Now there was the robbery to be thought about. I wasn't worried about Manley and Sheldon; I was holding all the cards. If they pulled the robbery, there was no way they could keep me out of it. And they would pull it, all right, because Paula would have it no other way.

Still, I was taking no chances.

On the thirteenth I decided to do something that I should have done at the very beginning. I was going over that box factory with a fine-tooth comb. I wasn't going to rely on Bunt Manley.

I thought: This is going to look damn funny, Hooper. You haven't been near that factory since you stopped working there. Is this going to be smart, sticking your nose into things the day before the robbery?

Smart or not, I couldn't take chances on something going wrong. And about that time I remembered Pat Sully—good old Pat Sully, who had loaned me five dollars six months ago and had probably kissed it good-by long since.

Well, Pat was going to get a surprise, because I was going to pay him back, and I was going to pay him back because he happened to be a bookkeeper for Max Provo and did his work in the factory's front office, which was exactly the place I wanted to visit.

About three that afternoon I turned the station over to Ike Abrams and took the Chevy into town.

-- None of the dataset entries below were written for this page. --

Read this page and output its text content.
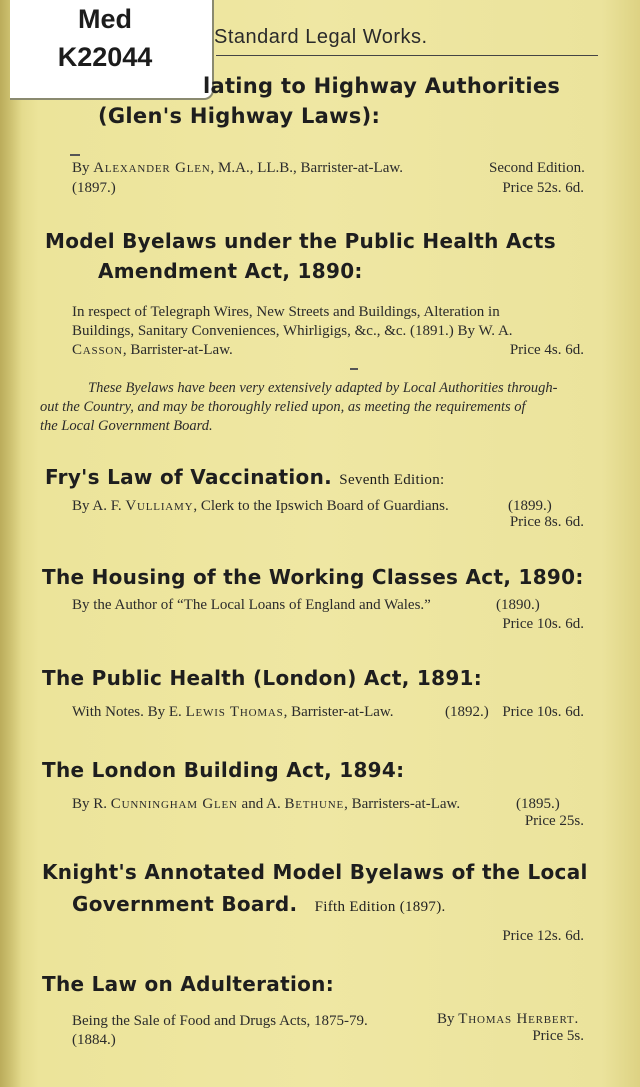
Med
K22044
Standard Legal Works.
lating to Highway Authorities
(Glen's Highway Laws):
By Alexander Glen, M.A., LL.B., Barrister-at-Law.	Second Edition.
(1897.)	Price 52s. 6d.
Model Byelaws under the Public Health Acts
Amendment Act, 1890:
In respect of Telegraph Wires, New Streets and Buildings, Alteration in
Buildings, Sanitary Conveniences, Whirligigs, &c., &c. (1891.) By W. A.
Casson, Barrister-at-Law.	Price 4s. 6d.
These Byelaws have been very extensively adapted by Local Authorities through-
out the Country, and may be thoroughly relied upon, as meeting the requirements of
the Local Government Board.
Fry's Law of Vaccination. Seventh Edition:
By A. F. Vulliamy, Clerk to the Ipswich Board of Guardians.	(1899.)
Price 8s. 6d.
The Housing of the Working Classes Act, 1890:
By the Author of “The Local Loans of England and Wales.”	(1890.)
Price 10s. 6d.
The Public Health (London) Act, 1891:
With Notes. By E. Lewis Thomas, Barrister-at-Law.	(1892.) Price 10s. 6d.
The London Building Act, 1894:
By R. Cunningham Glen and A. Bethune, Barristers-at-Law.	(1895.)
Price 25s.
Knight's Annotated Model Byelaws of the Local
Government Board. Fifth Edition (1897).
Price 12s. 6d.
The Law on Adulteration:
Being the Sale of Food and Drugs Acts, 1875-79.	By Thomas Herbert.
(1884.)	Price 5s.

The factory was north and west of town, sprawled out on the red slope of a clay bill. There were two main buildings, two-story red-brick affairs, connected by a plank runway at the second-story level.

One building was the factory itself, where the boxes were made, and that one didn't interest me at all. The other was a conglomeration of warehouse-garage-storeroom-office, and this one interested me plenty.

I parked the Chevy in the company parking space at the west side of the factory, got out, and started walking around to where the front office was. There was a good deal of activity at the loading ramp, where two big semis were backed up to be loaded. Sweating roustabouts formed an endless chain with their loaded dollies, warehouse to trailer and back again, working like so many ants around an anthill. I had been one of those ants once. Never again. The office itself was a busy place and not much to look at. It was just one big room, the working space partitioned off by wooden railings. Truck drivers and warehousemen were coming and going, and some of them were trying to make themselves heard over the noise of typewriters-and adding machines. There were maybe a dozen girls on one side of the room, filing things, typing letters, or whatever they do in an office like that; and on the other side of the room the bookkeepers and department managers were going about their business and ignoring everything else.

The temperature must have been a hundred in that room. No air-conditioning, not even an electric fan. Those things cost money, and anything that cost money wasn't for Max Provo.

I had been in that office a hundred times or more, but this time I really looked at it. There was a big double door at the back of the office; one of the doors was open— for better ventilation—and I could look into the warehouse, on the other side of the plyboard partition. Nothing had changed since I had worked here. Everything was the same, but this time I was taking a picture of it in my mind.